Beharrlichkeit ist etwas anderes als Starrsinn. Es ist wichtig, sich das klarzumachen, denn die beiden sehen sich von außen zum Verwechseln ähnlich. Dabei sind sie grundverschieden. Wer beharrlich ist, verhält sich ganz so wie der Esel Gribouille: Da ist ein Hindernis vor dir. Du kannst es nicht umgehen. Nein, du musst es überwinden. Aber wie? Wärest du starrsinnig, würdest du dagegen anlaufen, bis es dir weicht – oder bis du aufgibst und umkehrst. Unser Esel aber ist beharrlich. Er hat sein Ziel im Auge; oder will zumindest den begonnenen Weg fortsetzen. Und nun erprobt er unterschiedliche Optionen. Er versucht dies und das. Er lässt nicht locker, bis er die Lösung des Problems gefunden hat. Dieses Verhalten ist nicht starrsinnig. Im Gegenteil: Es zeugt von einem hohen Maß an geistiger Beweglichkeit und Flexibilität.
Wer beharrlich ist, verschließt sich deshalb nie den Ratschlägen, die andere ihm erteilen. Beharrliche Menschen hören zu, sie sind empfänglich, denn sie wollen nichts unversucht lassen. Am Ende aber treffen sie ihre Entscheidung, sie allein vor dem Horizont dessen, was sie an Information und Empfehlung gesammelt haben. Sie entscheiden nach Maßgabe dessen, was die Situation gebietet und was sie selber leisten können – wie Gribouille, der erst den Baumstamm prüft und dann sich selbst. Achtsamkeit und Selbsterkenntnis sind die Eltern der Beharrlichkeit. Fehlen diese beiden, dann besetzt der Starrsinn ihren Platz.

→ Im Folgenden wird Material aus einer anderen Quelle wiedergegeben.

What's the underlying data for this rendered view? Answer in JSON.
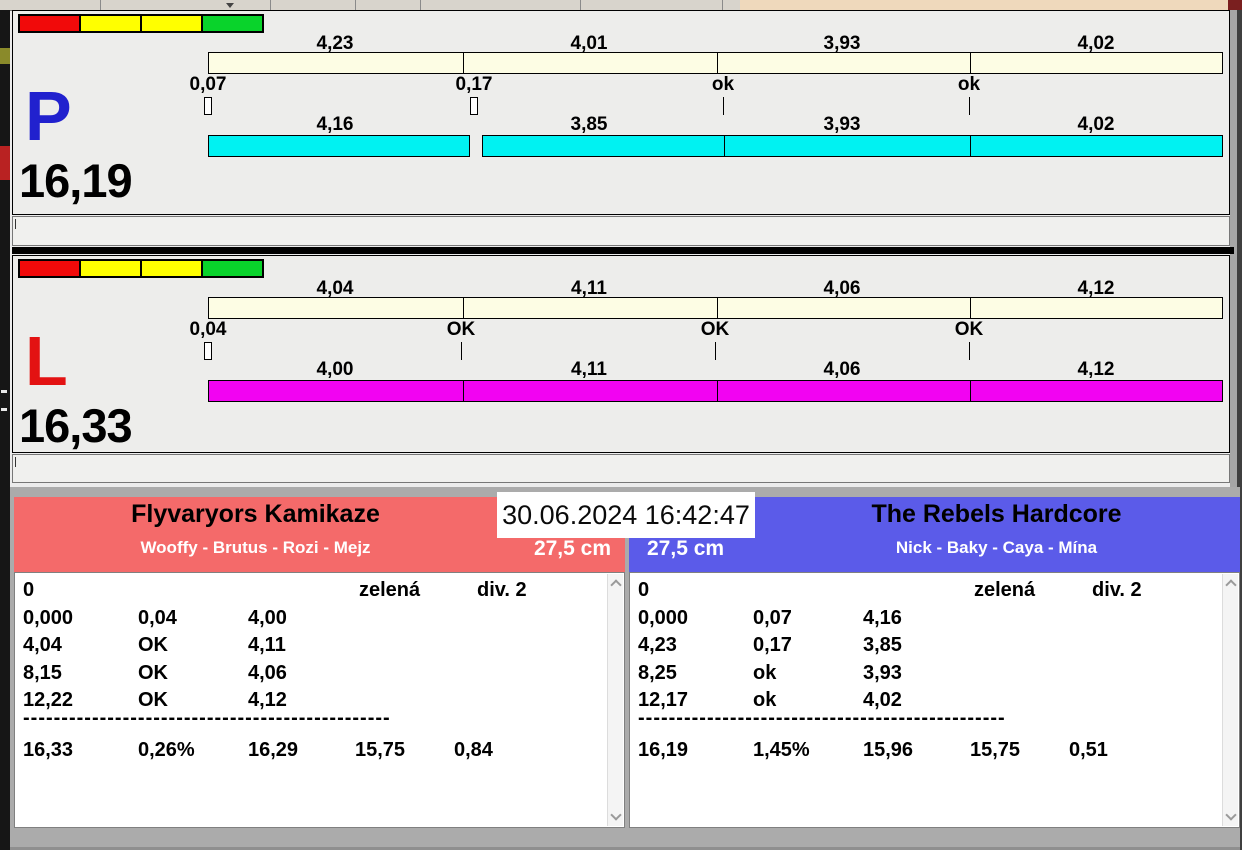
{
  "datetime": "30.06.2024 16:42:47",
  "colors": {
    "lane_p_letter": "#2121CE",
    "lane_l_letter": "#E31212",
    "split_bar": "#FDFDE4",
    "p_run_bar": "#00F2F2",
    "l_run_bar": "#F203F2",
    "team_left_header": "#F46A6A",
    "team_right_header": "#5B5BE9",
    "traffic_red": "#F10A0A",
    "traffic_yellow": "#FFFF00",
    "traffic_green": "#09D32B"
  },
  "lanes": [
    {
      "label": "P",
      "total": "16,19",
      "splits": [
        "4,23",
        "4,01",
        "3,93",
        "4,02"
      ],
      "markers": [
        "0,07",
        "0,17",
        "ok",
        "ok"
      ],
      "run_times": [
        "4,16",
        "3,85",
        "3,93",
        "4,02"
      ]
    },
    {
      "label": "L",
      "total": "16,33",
      "splits": [
        "4,04",
        "4,11",
        "4,06",
        "4,12"
      ],
      "markers": [
        "0,04",
        "OK",
        "OK",
        "OK"
      ],
      "run_times": [
        "4,00",
        "4,11",
        "4,06",
        "4,12"
      ]
    }
  ],
  "teams": [
    {
      "name": "Flyvaryors Kamikaze",
      "dogs": "Wooffy - Brutus - Rozi - Mejz",
      "height": "27,5 cm",
      "row0": {
        "c1": "0",
        "status": "zelená",
        "division": "div. 2"
      },
      "rows": [
        [
          "0,000",
          "0,04",
          "4,00"
        ],
        [
          "4,04",
          "OK",
          "4,11"
        ],
        [
          "8,15",
          "OK",
          "4,06"
        ],
        [
          "12,22",
          "OK",
          "4,12"
        ]
      ],
      "separator": "------------------------------------------------",
      "totals": [
        "16,33",
        "0,26%",
        "16,29",
        "15,75",
        "0,84"
      ]
    },
    {
      "name": "The Rebels Hardcore",
      "dogs": "Nick - Baky - Caya - Mína",
      "height": "27,5 cm",
      "row0": {
        "c1": "0",
        "status": "zelená",
        "division": "div. 2"
      },
      "rows": [
        [
          "0,000",
          "0,07",
          "4,16"
        ],
        [
          "4,23",
          "0,17",
          "3,85"
        ],
        [
          "8,25",
          "ok",
          "3,93"
        ],
        [
          "12,17",
          "ok",
          "4,02"
        ]
      ],
      "separator": "------------------------------------------------",
      "totals": [
        "16,19",
        "1,45%",
        "15,96",
        "15,75",
        "0,51"
      ]
    }
  ]
}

Beharrlichkeit ist so gesehen das eigentliche Geheimnis dessen, was man heute Resilienz nennt. Sie erlaubt es dir, zwei scheinbar gegensätzliche Qualitäten zu verbinden: Zähigkeit und Flexibilität. Wenn du beharrlich bist, treffen sie sich in deinem Herzen – dort, wo deine Liebe wohnt, deine Begeisterung zu Hause ist. Diese beiden weisen dir den Weg. Diese beiden nähren die Beharrlichkeit in dir. Diese beiden lassen dich dranbleiben – und zwar ohne dass du dich dabei verbiegen oder gar verleugnen müsstest. Diese beiden sind die Quelle jeder guten Führung. Und sie zeigen sich in ihrer ganzen Kraft und Schönheit, wo du mit Beharrlichkeit und Konsequenz, ausdauernd und doch flexibel, auf dem Weg vorangehst – und dich dabei durch die Hindernisse oder Stolpersteine, denen du unweigerlich begegnen wirst, nicht beirren lässt.
Der Esel will sich regen.
Du solltest ihn bewegen.
Als Christopher McDougall seinen Esel zum ersten Mal sieht, gibt dieser ein Bild des Jammers ab: ein völlig verwahrlostes Geschöpf, abgemagert, krank, mit verfaulten Zähnen und verwachsenen Hufen. „Das Barmherzigste wäre es, ihn sofort einzuschläfern“, meint denn auch Christophers eselkundiger Nachbar Scott, nachdem er das geschundene Tier einer ersten Untersuchung unterzogen hat. Aber das würde Christopher dann doch zu weit gehen. Er hatte eingewilligt, den Esel in die Pflege zu nehmen, nachdem herausgekommen war, dass ein Mann aus der Nachbarschaft das Tier seit Monaten nicht mehr versorgt, geschweige denn gepflegt hatte. Und so beschließen beide Männer, den Esel wieder aufzupäppeln, und eine wunderbare Freundschaft zwischen Mensch und Tier beginnt: zwischen Christopher und Sherman, wie er seinen neuen Haus- und Hofgenossen bald schon nennen wird.